A substantial component of CRAB’s work has focused on non-native species in the San Francisco Estuary, the most invaded estuary in the world.
Rapid Assessment Surveys
By organizing and implementing four surveys for non-native species in San Francisco Bay in 1993-1997, we developed a now widely-used Rapid Assessment (RA) survey approach for detecting and monitoring these species in marine waters. Similar surveys were later conducted, several of them with our help or under our leadership, in Washington, Oregon, southern California, New England, British Columbia, England, Panama and elsewhere; and a further survey was conducted in San Francisco Bay in 2004-2005, funded by the National Geographic Society.
Typically, an RA survey is conducted by a team of half-a-dozen to a dozen senior taxonomists and taxonomic specialists, along with a few field assistants, who initially sort and identify organisms in the field (focusing on fouling, intertidal or shallow subtidal organisms) and then transport them immediately to the laboratory for final identification and verification usually within 6-24 hours.

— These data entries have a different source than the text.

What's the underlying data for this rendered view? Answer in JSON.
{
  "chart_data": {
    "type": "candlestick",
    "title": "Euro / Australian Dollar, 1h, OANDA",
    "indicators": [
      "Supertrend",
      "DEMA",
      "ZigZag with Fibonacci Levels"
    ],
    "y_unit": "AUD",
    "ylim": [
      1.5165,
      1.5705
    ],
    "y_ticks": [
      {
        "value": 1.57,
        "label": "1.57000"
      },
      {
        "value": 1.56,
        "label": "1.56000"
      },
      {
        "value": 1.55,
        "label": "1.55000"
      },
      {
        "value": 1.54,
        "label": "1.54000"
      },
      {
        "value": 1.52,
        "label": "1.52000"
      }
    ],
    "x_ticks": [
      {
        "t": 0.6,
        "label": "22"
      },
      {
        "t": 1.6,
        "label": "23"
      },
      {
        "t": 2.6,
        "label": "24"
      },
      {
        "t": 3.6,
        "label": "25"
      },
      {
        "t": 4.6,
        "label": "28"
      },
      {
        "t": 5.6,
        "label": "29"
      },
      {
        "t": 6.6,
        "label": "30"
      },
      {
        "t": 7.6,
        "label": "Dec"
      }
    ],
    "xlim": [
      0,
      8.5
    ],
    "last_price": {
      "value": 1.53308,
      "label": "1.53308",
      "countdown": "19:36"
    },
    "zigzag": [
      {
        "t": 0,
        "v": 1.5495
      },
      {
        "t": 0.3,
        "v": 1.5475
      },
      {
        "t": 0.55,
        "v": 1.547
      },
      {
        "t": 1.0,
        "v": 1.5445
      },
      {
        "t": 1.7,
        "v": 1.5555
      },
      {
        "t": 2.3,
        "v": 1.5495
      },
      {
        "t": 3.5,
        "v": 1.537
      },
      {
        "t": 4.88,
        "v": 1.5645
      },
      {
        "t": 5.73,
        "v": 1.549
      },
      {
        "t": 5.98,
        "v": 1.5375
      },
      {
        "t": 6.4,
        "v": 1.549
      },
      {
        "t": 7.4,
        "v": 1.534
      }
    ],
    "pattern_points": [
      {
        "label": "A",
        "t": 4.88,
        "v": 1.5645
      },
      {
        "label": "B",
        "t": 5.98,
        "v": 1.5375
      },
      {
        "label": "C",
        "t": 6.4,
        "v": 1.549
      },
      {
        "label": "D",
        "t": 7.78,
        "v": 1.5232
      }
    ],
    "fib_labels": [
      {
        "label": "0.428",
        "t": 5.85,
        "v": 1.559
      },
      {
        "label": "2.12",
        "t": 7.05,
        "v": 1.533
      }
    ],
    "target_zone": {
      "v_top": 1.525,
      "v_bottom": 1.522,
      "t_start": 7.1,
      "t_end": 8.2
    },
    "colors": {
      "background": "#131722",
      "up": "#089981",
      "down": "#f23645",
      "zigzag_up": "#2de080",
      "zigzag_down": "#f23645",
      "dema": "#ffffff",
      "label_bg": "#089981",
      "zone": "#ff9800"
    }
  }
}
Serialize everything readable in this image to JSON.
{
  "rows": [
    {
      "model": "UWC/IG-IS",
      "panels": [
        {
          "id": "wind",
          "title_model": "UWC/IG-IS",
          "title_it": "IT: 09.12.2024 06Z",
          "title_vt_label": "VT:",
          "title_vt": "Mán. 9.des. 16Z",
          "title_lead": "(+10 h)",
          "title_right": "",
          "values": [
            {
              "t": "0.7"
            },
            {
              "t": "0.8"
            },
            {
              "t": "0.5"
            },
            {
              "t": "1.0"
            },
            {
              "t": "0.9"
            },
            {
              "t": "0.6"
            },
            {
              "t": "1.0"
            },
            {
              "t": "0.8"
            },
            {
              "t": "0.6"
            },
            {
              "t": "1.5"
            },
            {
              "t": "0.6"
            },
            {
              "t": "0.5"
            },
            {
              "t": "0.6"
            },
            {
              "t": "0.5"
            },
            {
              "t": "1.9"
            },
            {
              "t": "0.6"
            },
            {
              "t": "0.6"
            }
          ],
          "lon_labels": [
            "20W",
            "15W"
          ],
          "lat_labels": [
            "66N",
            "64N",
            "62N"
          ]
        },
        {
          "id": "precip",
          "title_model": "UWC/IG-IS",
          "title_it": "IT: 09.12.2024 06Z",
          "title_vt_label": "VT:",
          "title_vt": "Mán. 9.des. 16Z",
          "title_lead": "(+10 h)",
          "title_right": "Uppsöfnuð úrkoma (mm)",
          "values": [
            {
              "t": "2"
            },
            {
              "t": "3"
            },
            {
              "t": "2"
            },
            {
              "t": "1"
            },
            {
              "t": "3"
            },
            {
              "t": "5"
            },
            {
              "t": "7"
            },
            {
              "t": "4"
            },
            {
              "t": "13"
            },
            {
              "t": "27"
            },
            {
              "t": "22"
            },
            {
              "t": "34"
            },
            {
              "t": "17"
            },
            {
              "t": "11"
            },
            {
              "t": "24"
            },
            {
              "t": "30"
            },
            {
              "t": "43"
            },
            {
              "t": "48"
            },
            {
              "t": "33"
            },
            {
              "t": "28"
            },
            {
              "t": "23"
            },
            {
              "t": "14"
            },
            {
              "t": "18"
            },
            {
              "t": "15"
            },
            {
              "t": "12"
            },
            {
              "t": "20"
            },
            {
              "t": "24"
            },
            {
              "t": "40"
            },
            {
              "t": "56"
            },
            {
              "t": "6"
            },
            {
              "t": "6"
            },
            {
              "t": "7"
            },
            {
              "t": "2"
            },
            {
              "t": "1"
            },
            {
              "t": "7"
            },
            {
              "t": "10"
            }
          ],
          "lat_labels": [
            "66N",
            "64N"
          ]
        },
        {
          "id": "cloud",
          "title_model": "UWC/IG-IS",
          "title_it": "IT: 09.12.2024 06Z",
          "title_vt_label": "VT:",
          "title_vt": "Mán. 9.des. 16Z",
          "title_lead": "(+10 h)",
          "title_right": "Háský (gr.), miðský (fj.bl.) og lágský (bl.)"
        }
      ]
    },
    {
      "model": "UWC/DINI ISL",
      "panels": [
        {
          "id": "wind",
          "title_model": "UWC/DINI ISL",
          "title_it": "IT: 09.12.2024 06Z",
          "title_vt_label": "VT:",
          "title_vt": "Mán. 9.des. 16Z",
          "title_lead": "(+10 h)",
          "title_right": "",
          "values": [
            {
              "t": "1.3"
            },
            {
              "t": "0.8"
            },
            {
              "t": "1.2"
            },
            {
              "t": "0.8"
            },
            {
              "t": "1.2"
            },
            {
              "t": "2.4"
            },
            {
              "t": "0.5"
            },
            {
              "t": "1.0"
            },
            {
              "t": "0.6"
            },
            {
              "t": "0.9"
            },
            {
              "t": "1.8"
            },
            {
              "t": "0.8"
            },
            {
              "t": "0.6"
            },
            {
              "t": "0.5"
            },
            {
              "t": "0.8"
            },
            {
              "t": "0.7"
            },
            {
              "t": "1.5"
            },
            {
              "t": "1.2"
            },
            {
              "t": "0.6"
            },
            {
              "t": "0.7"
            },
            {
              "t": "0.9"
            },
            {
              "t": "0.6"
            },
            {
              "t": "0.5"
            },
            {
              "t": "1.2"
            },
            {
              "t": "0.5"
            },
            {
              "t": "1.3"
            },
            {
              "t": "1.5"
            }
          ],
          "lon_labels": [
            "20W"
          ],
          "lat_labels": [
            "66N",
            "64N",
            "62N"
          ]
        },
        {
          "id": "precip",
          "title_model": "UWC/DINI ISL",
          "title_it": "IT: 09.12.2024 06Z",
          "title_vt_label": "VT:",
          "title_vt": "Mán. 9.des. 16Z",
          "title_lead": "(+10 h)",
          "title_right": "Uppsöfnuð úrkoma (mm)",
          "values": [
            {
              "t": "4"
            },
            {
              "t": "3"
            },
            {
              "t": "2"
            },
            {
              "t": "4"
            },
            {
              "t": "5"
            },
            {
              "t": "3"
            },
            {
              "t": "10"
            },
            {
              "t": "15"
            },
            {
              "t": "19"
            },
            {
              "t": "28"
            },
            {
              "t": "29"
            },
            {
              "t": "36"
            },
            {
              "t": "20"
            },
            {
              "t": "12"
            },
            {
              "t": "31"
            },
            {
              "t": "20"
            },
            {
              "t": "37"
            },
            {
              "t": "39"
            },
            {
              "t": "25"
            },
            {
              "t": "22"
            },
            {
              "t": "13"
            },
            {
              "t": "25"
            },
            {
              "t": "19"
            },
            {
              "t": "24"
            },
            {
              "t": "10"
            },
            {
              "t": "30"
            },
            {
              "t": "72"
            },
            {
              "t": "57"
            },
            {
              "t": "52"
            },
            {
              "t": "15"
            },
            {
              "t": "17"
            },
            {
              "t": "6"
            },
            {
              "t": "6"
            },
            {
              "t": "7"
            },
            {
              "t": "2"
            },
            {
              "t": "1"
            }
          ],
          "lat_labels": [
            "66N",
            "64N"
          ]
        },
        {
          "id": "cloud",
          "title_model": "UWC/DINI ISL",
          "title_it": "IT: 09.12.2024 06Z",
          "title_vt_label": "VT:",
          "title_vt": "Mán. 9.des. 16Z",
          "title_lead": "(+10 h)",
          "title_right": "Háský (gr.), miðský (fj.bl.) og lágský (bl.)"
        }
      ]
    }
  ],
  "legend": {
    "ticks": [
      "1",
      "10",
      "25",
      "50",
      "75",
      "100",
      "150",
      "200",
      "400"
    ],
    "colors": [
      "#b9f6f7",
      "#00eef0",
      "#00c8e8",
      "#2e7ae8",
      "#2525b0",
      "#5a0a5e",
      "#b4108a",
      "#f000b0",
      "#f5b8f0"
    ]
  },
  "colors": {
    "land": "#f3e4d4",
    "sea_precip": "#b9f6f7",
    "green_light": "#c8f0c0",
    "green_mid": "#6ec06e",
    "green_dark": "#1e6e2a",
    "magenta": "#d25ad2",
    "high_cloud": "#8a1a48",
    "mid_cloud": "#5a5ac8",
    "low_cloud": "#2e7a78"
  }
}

The opportunity for taxonomist specialists to conduct or direct the collecting at the field site aided by initial identifications, and to examine fresh/live material in the lab, are a great help in meeting the challenge of distinguishing and then identifying novel organisms from undetermined source regions. These regionally synoptic surveys have contributed to our knowledge of the status of invasions, promoted broader understanding and awareness of invasions among scientists, policymakers and the public, developed a cadre of marine taxonomists who continue to work on invasions, and provided valuable field experience to students.